[OPE-L:7325] [OPE-L:854] when hell freezes over?

Gerald Levy (glevy@pratt.edu)
Thu, 8 Apr 1999 07:33:42 -0400 (EDT)

Alejandro R pointed out the section in Sraffa's _PCMC_ where the "workers
could live on air" is discussed. On p. 94 (#3 in Appendix D), Sraffa

"The notion of a Maximum rate of profit corresponding to a zero
wage has been suggested by Marx directly through an incidental
allusion to the possibility of a fall in the rate of profits
'even if workers could live on air', but more generally owing
to his emphatic rejection of the claim of Adam Smith and of
others after him that the price of every commodity 'either
immediately or ultimately' resolves itself entirely (that is
to say, without leaving any commodity residue) into wage,
profit and rent -- a claim which necessarily presupposed the
existence of 'ultimate' commodities produced by pure labour
without means of production except land, and which therefore
was incompatible with a fixed limit to the rise in profits."

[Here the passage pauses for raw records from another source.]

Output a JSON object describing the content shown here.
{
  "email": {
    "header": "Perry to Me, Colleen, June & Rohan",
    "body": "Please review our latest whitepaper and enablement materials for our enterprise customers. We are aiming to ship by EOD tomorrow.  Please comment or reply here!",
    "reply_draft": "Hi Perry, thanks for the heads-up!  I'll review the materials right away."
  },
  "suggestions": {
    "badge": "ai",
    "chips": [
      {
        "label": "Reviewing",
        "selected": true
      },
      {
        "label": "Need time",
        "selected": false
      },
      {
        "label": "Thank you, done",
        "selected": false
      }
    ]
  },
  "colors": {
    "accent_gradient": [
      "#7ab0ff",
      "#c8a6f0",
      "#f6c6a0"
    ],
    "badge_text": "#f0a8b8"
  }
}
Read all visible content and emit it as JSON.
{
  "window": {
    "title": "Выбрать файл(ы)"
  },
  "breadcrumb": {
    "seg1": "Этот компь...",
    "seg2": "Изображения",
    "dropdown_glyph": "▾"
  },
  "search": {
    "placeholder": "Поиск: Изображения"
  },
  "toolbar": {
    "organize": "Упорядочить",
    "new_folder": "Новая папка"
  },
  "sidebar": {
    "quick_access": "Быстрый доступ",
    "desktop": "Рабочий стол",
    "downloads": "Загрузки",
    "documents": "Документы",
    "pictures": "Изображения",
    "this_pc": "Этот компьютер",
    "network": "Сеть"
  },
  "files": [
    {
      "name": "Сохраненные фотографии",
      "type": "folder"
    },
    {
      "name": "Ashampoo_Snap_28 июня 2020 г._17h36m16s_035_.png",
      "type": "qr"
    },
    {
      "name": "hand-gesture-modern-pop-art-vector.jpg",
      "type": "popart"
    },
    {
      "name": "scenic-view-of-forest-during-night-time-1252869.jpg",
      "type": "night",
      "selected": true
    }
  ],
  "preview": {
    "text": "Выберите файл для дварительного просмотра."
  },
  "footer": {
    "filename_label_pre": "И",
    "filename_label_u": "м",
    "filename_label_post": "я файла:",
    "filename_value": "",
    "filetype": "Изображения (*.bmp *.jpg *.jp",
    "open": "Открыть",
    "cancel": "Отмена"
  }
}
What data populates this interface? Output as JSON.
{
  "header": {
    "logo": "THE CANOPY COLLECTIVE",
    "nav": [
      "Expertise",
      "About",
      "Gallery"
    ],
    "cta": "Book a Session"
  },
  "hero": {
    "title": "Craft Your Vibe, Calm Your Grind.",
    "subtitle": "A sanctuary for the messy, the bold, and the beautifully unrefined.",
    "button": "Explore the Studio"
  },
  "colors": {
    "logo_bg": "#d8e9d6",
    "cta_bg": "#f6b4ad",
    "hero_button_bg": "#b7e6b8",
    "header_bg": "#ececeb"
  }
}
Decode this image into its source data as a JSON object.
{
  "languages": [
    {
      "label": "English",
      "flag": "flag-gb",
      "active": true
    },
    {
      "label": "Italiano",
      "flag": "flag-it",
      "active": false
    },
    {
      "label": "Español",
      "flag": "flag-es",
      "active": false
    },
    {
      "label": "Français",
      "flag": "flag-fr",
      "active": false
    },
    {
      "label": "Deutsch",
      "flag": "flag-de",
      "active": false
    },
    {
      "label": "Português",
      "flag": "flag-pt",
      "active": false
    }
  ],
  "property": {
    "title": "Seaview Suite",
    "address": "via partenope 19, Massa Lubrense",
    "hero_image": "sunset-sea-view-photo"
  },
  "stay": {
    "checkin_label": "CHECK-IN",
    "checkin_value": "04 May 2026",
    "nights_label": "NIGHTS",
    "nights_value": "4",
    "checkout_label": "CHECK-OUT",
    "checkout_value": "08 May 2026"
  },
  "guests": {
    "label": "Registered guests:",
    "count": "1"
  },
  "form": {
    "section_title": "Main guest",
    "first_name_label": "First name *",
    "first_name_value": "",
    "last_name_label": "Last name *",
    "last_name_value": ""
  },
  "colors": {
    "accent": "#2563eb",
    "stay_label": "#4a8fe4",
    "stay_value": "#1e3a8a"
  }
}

Before (again) turning to the passage in question, a couple of points
about the above:

1) Sraffa, to his credit, refers to the "even if workers could live on
air" sentence as an "incidental allusion".

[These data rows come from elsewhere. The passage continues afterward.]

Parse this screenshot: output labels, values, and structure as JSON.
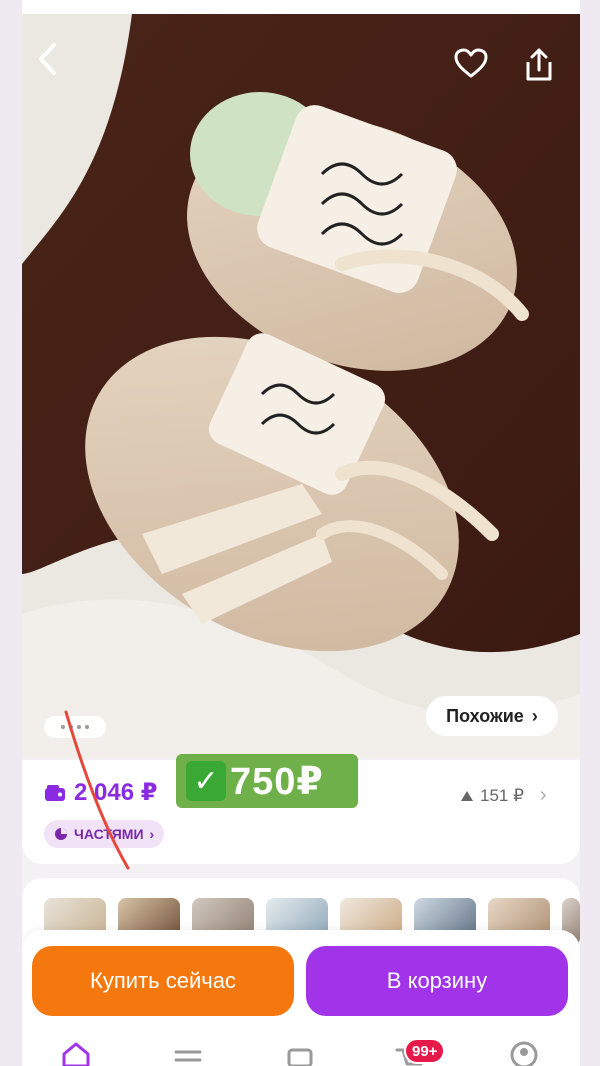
{
  "hero": {
    "similar_label": "Похожие",
    "similar_chevron": "›"
  },
  "price": {
    "current": "2 046 ₽",
    "parts_label": "ЧАСТЯМИ",
    "parts_chevron": "›",
    "promo_text": "750₽",
    "promo_check": "✓",
    "rating_text": "151 ₽",
    "rating_chevron": "›"
  },
  "actions": {
    "buy_now": "Купить сейчас",
    "to_cart": "В корзину"
  },
  "tabbar": {
    "cart_badge": "99+"
  },
  "colors": {
    "accent_purple": "#a133e8",
    "accent_orange": "#f5780f",
    "price_purple": "#8a2be2",
    "promo_green": "#6fb04a",
    "badge_red": "#e6194b"
  },
  "icons": [
    "back-icon",
    "heart-icon",
    "share-icon",
    "wallet-icon",
    "pie-icon",
    "triangle-up-icon",
    "home-icon",
    "catalog-icon",
    "wallet-tab-icon",
    "cart-icon",
    "profile-icon"
  ]
}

2) The purpose, I gather, of the wages = 0 assumption and the "Maximum
rate of profit" in Sraffa was to draw the wages-rate of profits
trade-off graph (p. 22). This particular graph, and the "Standard
system" to which it refers, was a contribution of Sraffa. Indeed, I
think it is now pretty clear that the modern origin of the v = 0
assumption is in Sraffa and attempts to defend and/or critique Sraffa
and others, such as Okishio. Yet, regardless of what we think about
that relationship, we see no formalization (graph or otherwise) in
Marx with this assumption.

On to the "incidental allusion" --

Marx writes:

"Two laborers, each working 12 hours daily, cannot produce the same
mass of surplus-value as 24 laborers working only 2 hours, even if
they could live on air and did not have to work for themselves at all.
In this respect, then, the compensation of the reduction in the number
of laborers by means of an intensification of exploitation has certain
impassable limits. It may, for this reason, check the fall in the rate
of profit, but cannot prevent it entirely." (Vol III, Kerr ed., p.

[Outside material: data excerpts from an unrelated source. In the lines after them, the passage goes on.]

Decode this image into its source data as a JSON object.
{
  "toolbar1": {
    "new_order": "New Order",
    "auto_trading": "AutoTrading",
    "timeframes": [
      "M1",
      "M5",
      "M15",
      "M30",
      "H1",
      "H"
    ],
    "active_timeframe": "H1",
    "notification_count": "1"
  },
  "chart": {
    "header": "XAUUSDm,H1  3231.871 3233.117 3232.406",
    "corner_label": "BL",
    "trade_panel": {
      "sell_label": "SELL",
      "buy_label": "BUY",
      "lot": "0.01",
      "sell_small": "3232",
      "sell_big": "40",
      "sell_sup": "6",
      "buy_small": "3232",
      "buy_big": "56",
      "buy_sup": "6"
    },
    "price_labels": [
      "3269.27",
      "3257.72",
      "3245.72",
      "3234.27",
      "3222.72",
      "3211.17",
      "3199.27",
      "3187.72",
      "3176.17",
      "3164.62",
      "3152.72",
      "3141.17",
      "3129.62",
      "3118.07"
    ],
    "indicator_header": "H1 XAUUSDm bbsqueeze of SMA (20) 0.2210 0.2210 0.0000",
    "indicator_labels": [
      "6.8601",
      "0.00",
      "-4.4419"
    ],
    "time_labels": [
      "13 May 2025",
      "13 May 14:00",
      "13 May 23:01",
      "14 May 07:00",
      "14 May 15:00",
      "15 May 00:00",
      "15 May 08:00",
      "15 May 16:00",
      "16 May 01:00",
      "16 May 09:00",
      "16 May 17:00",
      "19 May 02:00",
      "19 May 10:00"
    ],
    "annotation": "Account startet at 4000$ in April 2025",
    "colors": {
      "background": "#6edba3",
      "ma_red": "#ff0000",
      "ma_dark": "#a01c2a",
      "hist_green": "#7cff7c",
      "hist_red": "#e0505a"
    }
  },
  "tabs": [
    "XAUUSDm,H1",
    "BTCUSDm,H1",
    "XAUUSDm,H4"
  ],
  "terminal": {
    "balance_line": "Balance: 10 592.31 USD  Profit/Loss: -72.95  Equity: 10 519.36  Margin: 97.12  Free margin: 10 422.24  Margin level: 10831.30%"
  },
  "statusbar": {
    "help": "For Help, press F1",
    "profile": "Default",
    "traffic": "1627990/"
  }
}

1) Note the *parenthetical* (and hypothetical) nature of the comment on
the possibility of workers living on air.

2) Remember that Vol III was a collection of unedited drafts only
published after Marx's death by Engels.

3) Note Marx's reference to "impassable limits" above. Does anyone doubt
that positive wages (v > 0) also represented for Marx an "impassable
limit" for capitalism? (Perhaps this is one reason Marx didn't draw the
same graph that Sraffa did).

4) If Marx said, "when hell freezes over ...", could we:

a) assert that Marx believed in hell?

b) assert that Marx believed that hell freezing over was an abstract

c) assert that Marx believed that hell would freeze over?

d) all of the above?

e) none of the above?

My answer is "e". It is simply an unfortunate expression. It means,
quite simply, nothing ... except perhaps as a literary exclamation
point (!). It's like saying "Holy Cow" or "Jesus Christ". Those who
repeat those expressions (including, occasionally, some on this list)
are not asserting that they are religious, Christians, or believers in
the holiness of cows. To base a mathematical formalization of a theory
on such shallow ice (no, not _real_ ice) is perilous indeed.